The U.S. pharmaceutical industry argues that guaranteed exclusivity is necessary to incentivize research in groundbreaking new drugs to fight cancer, diabetes, and ebola. Some of these treatments take a long time to develop and test, so that once the drug is finally on the market, much of the patent term has already elapsed.
Critics, on the other hand, note that no other country besides the United States offers twelve years of exclusivity, because it is way too long. Unlike traditional, small-molecule drugs that are cheap to reproduce, generic biologic drugs require significant amounts of research and testing of their own. There is also the problem of balance—patent policy includes numerous exceptions and limitations. Exclusivity bypasses the sophisticated balance of patent policy in favor of blunt protection.
A major force behind the demand for twelve years of exclusivity is U.S. Senator Orrin Hatch (R‑UT). As chairman of the Senate Finance Committee, Hatch has a lot of power over the U.S. trade agenda, and he has consistently used that leverage to push for strong intellectual property provisions in trade agreements. He has repeatedly claimed that the TPP must include a twelve year exclusivity term and has kept up pressure on the administration throughout the negotiations.

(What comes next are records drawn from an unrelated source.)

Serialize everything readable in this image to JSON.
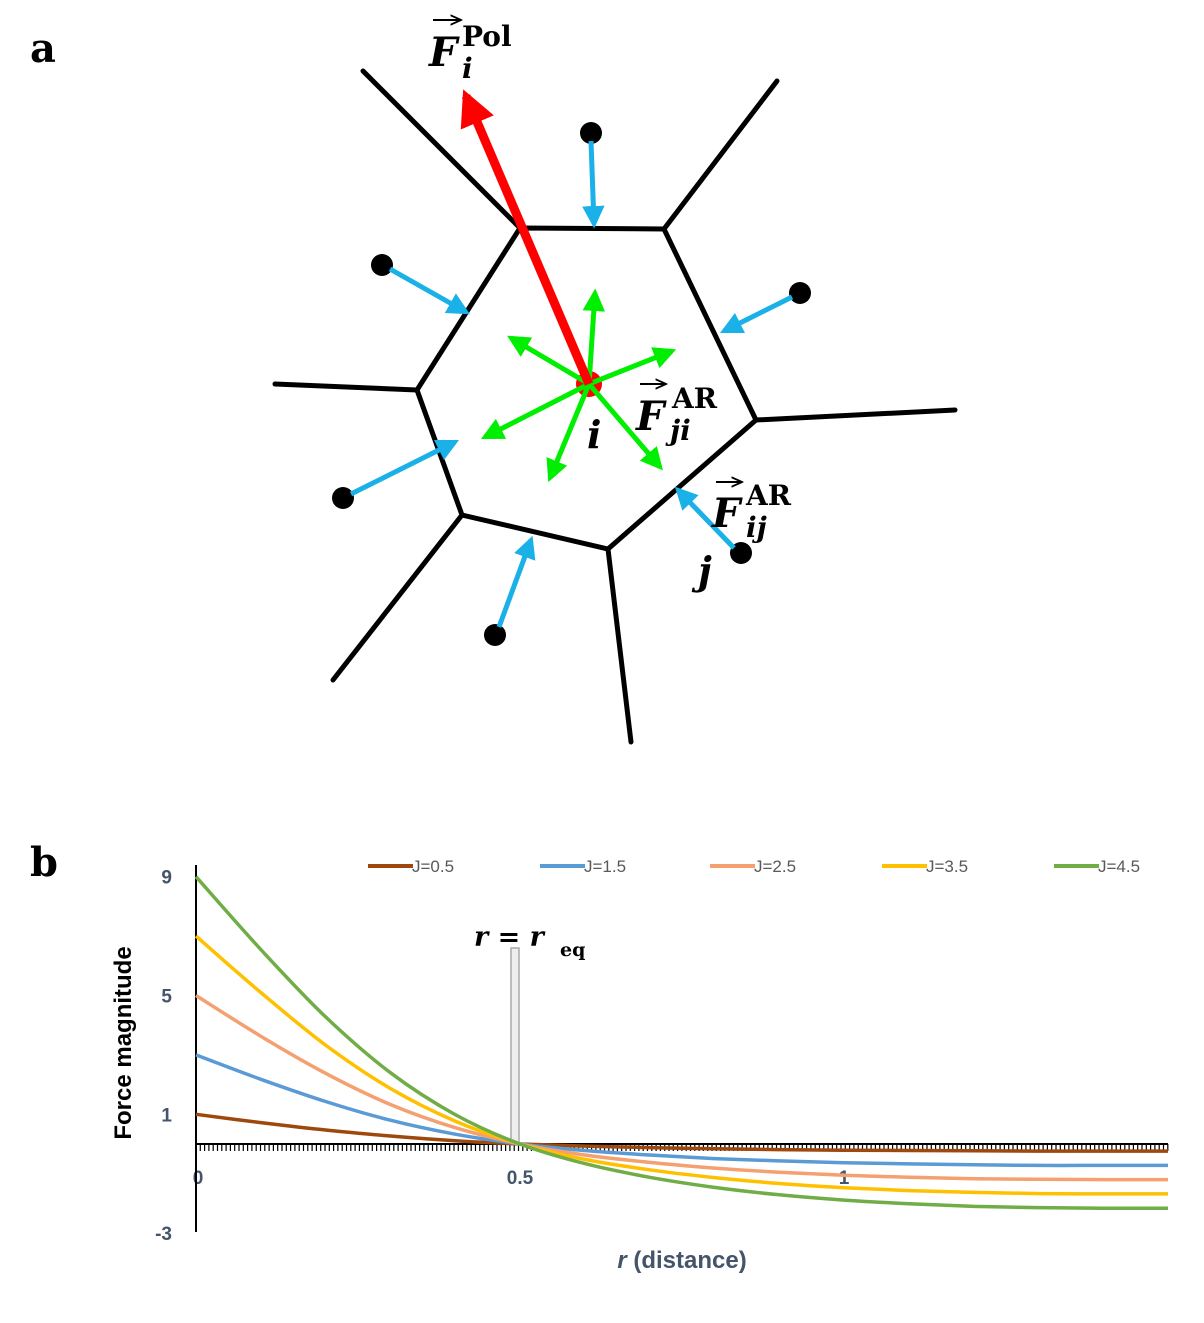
{
  "panel_a": {
    "letter": "a",
    "labels": {
      "F": "F",
      "pol_sub": "i",
      "pol_sup": "Pol",
      "ar_sup": "AR",
      "ji_sub": "ji",
      "ij_sub": "ij",
      "cell_i": "i",
      "cell_j": "j"
    },
    "colors": {
      "polarity": "#ff0000",
      "repulsion": "#00ee00",
      "neighbor_force": "#1ab0e8",
      "edges": "#000000"
    }
  },
  "panel_b": {
    "letter": "b",
    "annotation": {
      "lhs": "r = r",
      "sub": "eq"
    }
  },
  "chart_data": {
    "type": "line",
    "xlabel_italic": "r",
    "xlabel_rest": " (distance)",
    "ylabel": "Force magnitude",
    "xlim": [
      0,
      1.5
    ],
    "ylim": [
      -3,
      9.5
    ],
    "xticks": [
      {
        "value": 0,
        "label": "0"
      },
      {
        "value": 0.5,
        "label": "0.5"
      },
      {
        "value": 1,
        "label": "1"
      }
    ],
    "yticks": [
      {
        "value": 9,
        "label": "9"
      },
      {
        "value": 5,
        "label": "5"
      },
      {
        "value": 1,
        "label": "1"
      },
      {
        "value": -3,
        "label": "-3"
      }
    ],
    "legend_position": "top",
    "x": [
      0,
      0.1,
      0.2,
      0.3,
      0.4,
      0.5,
      0.6,
      0.7,
      0.8,
      0.9,
      1.0,
      1.1,
      1.2,
      1.3,
      1.4,
      1.5
    ],
    "series": [
      {
        "name": "J=0.5",
        "color": "#9e480e",
        "values": [
          1.0,
          0.72,
          0.47,
          0.27,
          0.11,
          0.0,
          -0.07,
          -0.12,
          -0.16,
          -0.19,
          -0.21,
          -0.22,
          -0.23,
          -0.24,
          -0.24,
          -0.24
        ]
      },
      {
        "name": "J=1.5",
        "color": "#5b9bd5",
        "values": [
          3.0,
          2.18,
          1.43,
          0.8,
          0.33,
          0.0,
          -0.22,
          -0.37,
          -0.49,
          -0.57,
          -0.63,
          -0.67,
          -0.7,
          -0.72,
          -0.72,
          -0.72
        ]
      },
      {
        "name": "J=2.5",
        "color": "#f4a070",
        "values": [
          5.0,
          3.63,
          2.38,
          1.33,
          0.55,
          0.0,
          -0.37,
          -0.62,
          -0.81,
          -0.95,
          -1.05,
          -1.12,
          -1.17,
          -1.19,
          -1.2,
          -1.2
        ]
      },
      {
        "name": "J=3.5",
        "color": "#ffc000",
        "values": [
          7.0,
          5.1,
          3.33,
          1.87,
          0.77,
          0.0,
          -0.52,
          -0.87,
          -1.13,
          -1.33,
          -1.47,
          -1.57,
          -1.63,
          -1.67,
          -1.68,
          -1.68
        ]
      },
      {
        "name": "J=4.5",
        "color": "#70ad47",
        "values": [
          9.0,
          6.55,
          4.28,
          2.4,
          0.99,
          0.0,
          -0.66,
          -1.12,
          -1.46,
          -1.71,
          -1.89,
          -2.01,
          -2.1,
          -2.14,
          -2.16,
          -2.16
        ]
      }
    ]
  }
}
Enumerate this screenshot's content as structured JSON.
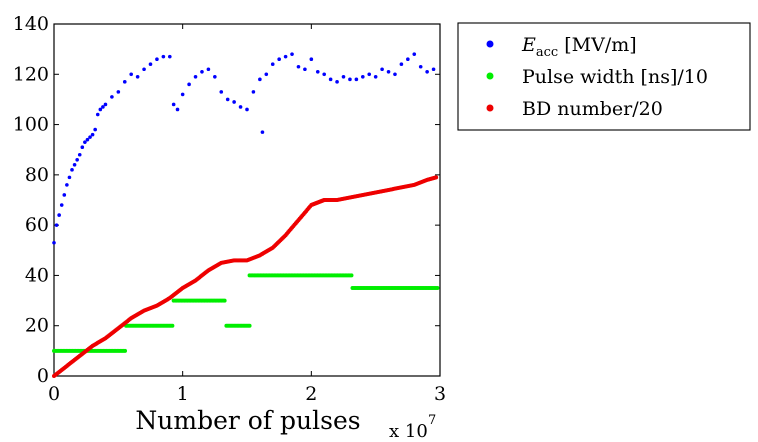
{
  "chart_data": {
    "type": "scatter",
    "title": "",
    "xlabel": "Number of pulses",
    "x_multiplier": {
      "base": "x 10",
      "exponent": "7"
    },
    "ylabel": "",
    "xlim": [
      0,
      3
    ],
    "ylim": [
      0,
      140
    ],
    "xticks": [
      0,
      1,
      2,
      3
    ],
    "yticks": [
      0,
      20,
      40,
      60,
      80,
      100,
      120,
      140
    ],
    "grid": false,
    "legend_position": "outside-right",
    "series": [
      {
        "name": "Eacc [MV/m]",
        "legend_main": "E",
        "legend_sub": "acc",
        "legend_rest": " [MV/m]",
        "color": "#0000ff",
        "x": [
          0.0,
          0.02,
          0.04,
          0.06,
          0.08,
          0.1,
          0.12,
          0.14,
          0.16,
          0.18,
          0.2,
          0.22,
          0.24,
          0.26,
          0.28,
          0.3,
          0.32,
          0.34,
          0.36,
          0.38,
          0.4,
          0.45,
          0.5,
          0.55,
          0.6,
          0.65,
          0.7,
          0.75,
          0.8,
          0.85,
          0.9,
          0.93,
          0.96,
          1.0,
          1.05,
          1.1,
          1.15,
          1.2,
          1.25,
          1.3,
          1.35,
          1.4,
          1.45,
          1.5,
          1.55,
          1.6,
          1.62,
          1.65,
          1.7,
          1.75,
          1.8,
          1.85,
          1.9,
          1.95,
          2.0,
          2.05,
          2.1,
          2.15,
          2.2,
          2.25,
          2.3,
          2.35,
          2.4,
          2.45,
          2.5,
          2.55,
          2.6,
          2.65,
          2.7,
          2.75,
          2.8,
          2.85,
          2.9,
          2.95
        ],
        "y": [
          53,
          60,
          64,
          68,
          72,
          76,
          79,
          82,
          84,
          86,
          88,
          91,
          93,
          94,
          95,
          96,
          98,
          104,
          106,
          107,
          108,
          111,
          113,
          117,
          120,
          119,
          122,
          124,
          126,
          127,
          127,
          108,
          106,
          112,
          116,
          119,
          121,
          122,
          119,
          113,
          110,
          109,
          107,
          106,
          113,
          118,
          97,
          120,
          124,
          126,
          127,
          128,
          123,
          122,
          126,
          121,
          120,
          118,
          117,
          119,
          118,
          118,
          119,
          120,
          119,
          122,
          121,
          120,
          124,
          126,
          128,
          123,
          121,
          122
        ]
      },
      {
        "name": "Pulse width [ns]/10",
        "color": "#00ee00",
        "segments": [
          {
            "x_start": 0.0,
            "x_end": 0.56,
            "y": 10
          },
          {
            "x_start": 0.56,
            "x_end": 0.93,
            "y": 20
          },
          {
            "x_start": 0.93,
            "x_end": 1.33,
            "y": 30
          },
          {
            "x_start": 1.34,
            "x_end": 1.52,
            "y": 20
          },
          {
            "x_start": 1.52,
            "x_end": 2.32,
            "y": 40
          },
          {
            "x_start": 2.32,
            "x_end": 2.98,
            "y": 35
          }
        ]
      },
      {
        "name": "BD number/20",
        "color": "#ee0000",
        "x": [
          0.0,
          0.1,
          0.2,
          0.3,
          0.4,
          0.5,
          0.6,
          0.7,
          0.8,
          0.9,
          1.0,
          1.1,
          1.2,
          1.3,
          1.4,
          1.5,
          1.6,
          1.7,
          1.8,
          1.9,
          2.0,
          2.05,
          2.1,
          2.2,
          2.3,
          2.4,
          2.5,
          2.6,
          2.7,
          2.8,
          2.9,
          2.97
        ],
        "y": [
          0,
          4,
          8,
          12,
          15,
          19,
          23,
          26,
          28,
          31,
          35,
          38,
          42,
          45,
          46,
          46,
          48,
          51,
          56,
          62,
          68,
          69,
          70,
          70,
          71,
          72,
          73,
          74,
          75,
          76,
          78,
          79
        ]
      }
    ]
  }
}
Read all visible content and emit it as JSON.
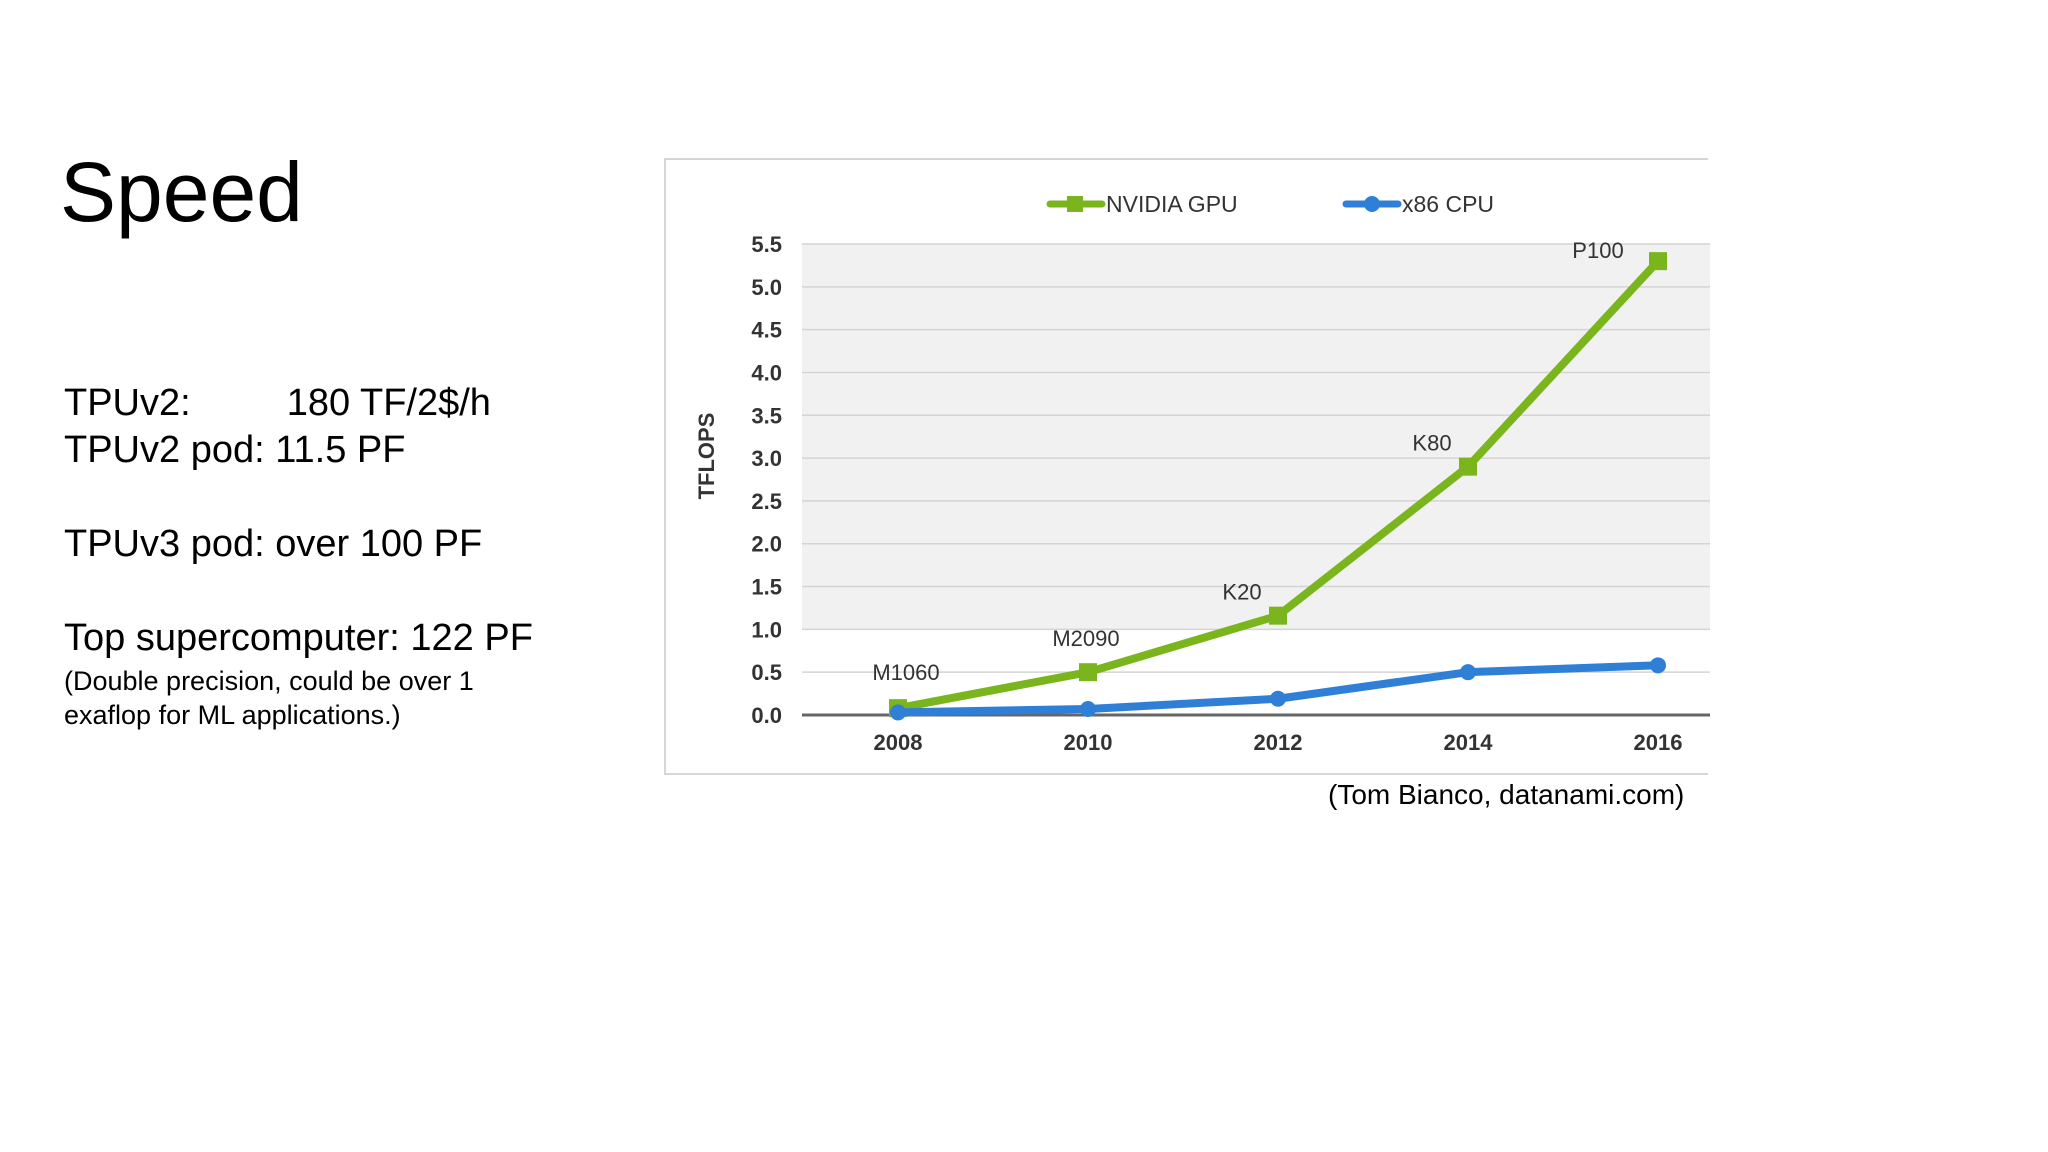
{
  "slide": {
    "title": "Speed",
    "stats": {
      "tpuv2_label": "TPUv2:",
      "tpuv2_value": "180 TF/2$/h",
      "tpuv2_pod": "TPUv2 pod: 11.5 PF",
      "tpuv3_pod": "TPUv3 pod: over 100 PF",
      "top_super": "Top supercomputer: 122 PF",
      "note": "(Double precision, could be over 1 exaflop for ML applications.)"
    },
    "credit": "(Tom Bianco, datanami.com)"
  },
  "chart_data": {
    "type": "line",
    "title": "",
    "xlabel": "",
    "ylabel": "TFLOPS",
    "x": [
      "2008",
      "2010",
      "2012",
      "2014",
      "2016"
    ],
    "ylim": [
      0,
      5.5
    ],
    "yticks": [
      "0.0",
      "0.5",
      "1.0",
      "1.5",
      "2.0",
      "2.5",
      "3.0",
      "3.5",
      "4.0",
      "4.5",
      "5.0",
      "5.5"
    ],
    "grid": true,
    "legend_position": "top",
    "series": [
      {
        "name": "NVIDIA GPU",
        "color": "#7ab51d",
        "marker": "square",
        "values": [
          0.08,
          0.5,
          1.16,
          2.9,
          5.3
        ],
        "point_labels": [
          "M1060",
          "M2090",
          "K20",
          "K80",
          "P100"
        ]
      },
      {
        "name": "x86 CPU",
        "color": "#2f7fd6",
        "marker": "circle",
        "values": [
          0.03,
          0.07,
          0.19,
          0.5,
          0.58
        ]
      }
    ]
  }
}
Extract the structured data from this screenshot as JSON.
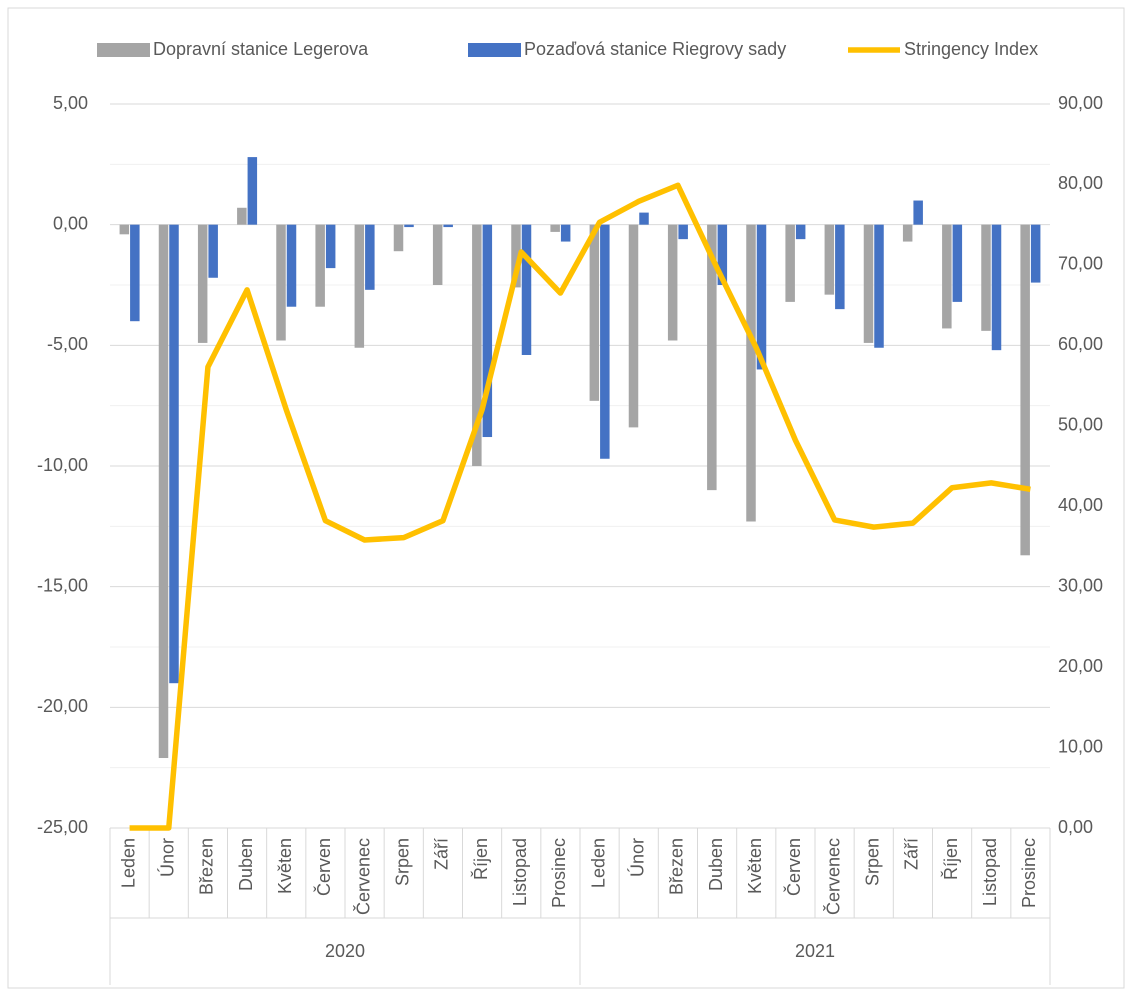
{
  "chart_data": {
    "type": "combo",
    "categories": [
      "Leden",
      "Únor",
      "Březen",
      "Duben",
      "Květen",
      "Červen",
      "Červenec",
      "Srpen",
      "Září",
      "Říjen",
      "Listopad",
      "Prosinec",
      "Leden",
      "Únor",
      "Březen",
      "Duben",
      "Květen",
      "Červen",
      "Červenec",
      "Srpen",
      "Září",
      "Říjen",
      "Listopad",
      "Prosinec"
    ],
    "groups": [
      "2020",
      "2021"
    ],
    "series": [
      {
        "name": "Dopravní stanice Legerova",
        "type": "bar",
        "color": "#a5a5a5",
        "values": [
          -0.4,
          -22.1,
          -4.9,
          0.7,
          -4.8,
          -3.4,
          -5.1,
          -1.1,
          -2.5,
          -10.0,
          -2.6,
          -0.3,
          -7.3,
          -8.4,
          -4.8,
          -11.0,
          -12.3,
          -3.2,
          -2.9,
          -4.9,
          -0.7,
          -4.3,
          -4.4,
          -13.7
        ]
      },
      {
        "name": "Pozaďová stanice Riegrovy sady",
        "type": "bar",
        "color": "#4472c4",
        "values": [
          -4.0,
          -19.0,
          -2.2,
          2.8,
          -3.4,
          -1.8,
          -2.7,
          -0.1,
          -0.1,
          -8.8,
          -5.4,
          -0.7,
          -9.7,
          0.5,
          -0.6,
          -2.5,
          -6.0,
          -0.6,
          -3.5,
          -5.1,
          1.0,
          -3.2,
          -5.2,
          -2.4
        ]
      },
      {
        "name": "Stringency Index",
        "type": "line",
        "axis": "y2",
        "color": "#ffc000",
        "values": [
          0,
          0,
          57.3,
          66.9,
          52.0,
          38.2,
          35.8,
          36.1,
          38.2,
          52.0,
          71.6,
          66.5,
          75.3,
          77.9,
          79.9,
          69.6,
          59.7,
          48.2,
          38.3,
          37.4,
          37.9,
          42.3,
          42.9,
          42.1
        ]
      }
    ],
    "ylim": [
      -25,
      5
    ],
    "yticks": [
      {
        "value": 5,
        "label": "5,00"
      },
      {
        "value": 0,
        "label": "0,00"
      },
      {
        "value": -5,
        "label": "-5,00"
      },
      {
        "value": -10,
        "label": "-10,00"
      },
      {
        "value": -15,
        "label": "-15,00"
      },
      {
        "value": -20,
        "label": "-20,00"
      },
      {
        "value": -25,
        "label": "-25,00"
      }
    ],
    "minor_yticks": [
      2.5,
      -2.5,
      -7.5,
      -12.5,
      -17.5,
      -22.5
    ],
    "y2lim": [
      0,
      90
    ],
    "y2ticks": [
      {
        "value": 90,
        "label": "90,00"
      },
      {
        "value": 80,
        "label": "80,00"
      },
      {
        "value": 70,
        "label": "70,00"
      },
      {
        "value": 60,
        "label": "60,00"
      },
      {
        "value": 50,
        "label": "50,00"
      },
      {
        "value": 40,
        "label": "40,00"
      },
      {
        "value": 30,
        "label": "30,00"
      },
      {
        "value": 20,
        "label": "20,00"
      },
      {
        "value": 10,
        "label": "10,00"
      },
      {
        "value": 0,
        "label": "0,00"
      }
    ],
    "grid": true,
    "legend": "top"
  }
}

But there’s simply no way that the TPP is actually going to include a twelve year exclusivity term. None of the other TPP countries wants a term that long, and many are refusing to accept anything more than five years. Even the Obama administration doesn’t really want the term to be twelve years. They have repeatedly advocated reducing the term to seven years under U.S. law.
The most frustrating thing about the U.S. stance on biologics is that the issue doesn’t belong in a trade agreement in the first place. Free trade is helpful for consumers because it reduces prices and increases variety. But stronger drug protections and other intellectual property rules do just the opposite.
Good intellectual property policy requires a balance. The interests of users need to be taken into account, and policymakers must avoid reforms that simply benefit existing rights holders without furthering innovation. Trade agreements are a bad mechanism for reaching that balance.
If countries want to harmonize pharmaceutical regulations or patent policy, they can do so through other, more-specialized international agreements. The issue is in the TPP only because the U.S. pharmaceutical industry has, through extensive lobbying efforts, become a commercial priority of the United States government.
Because the other TPP countries are unanimous in their opposition to the U.S. proposal on biologics, the Obama administration is expending considerable negotiating capital on the issue. Rather than pushing hard to secure an arcane regulatory tweak that will help one part of one U.S. industry, American negotiators should spend their energy convincing Canada to reform its regressive supply management program for dairy or otherwise working to open up foreign markets. That’s real free trade, and it’s what agreements like the TPP are for.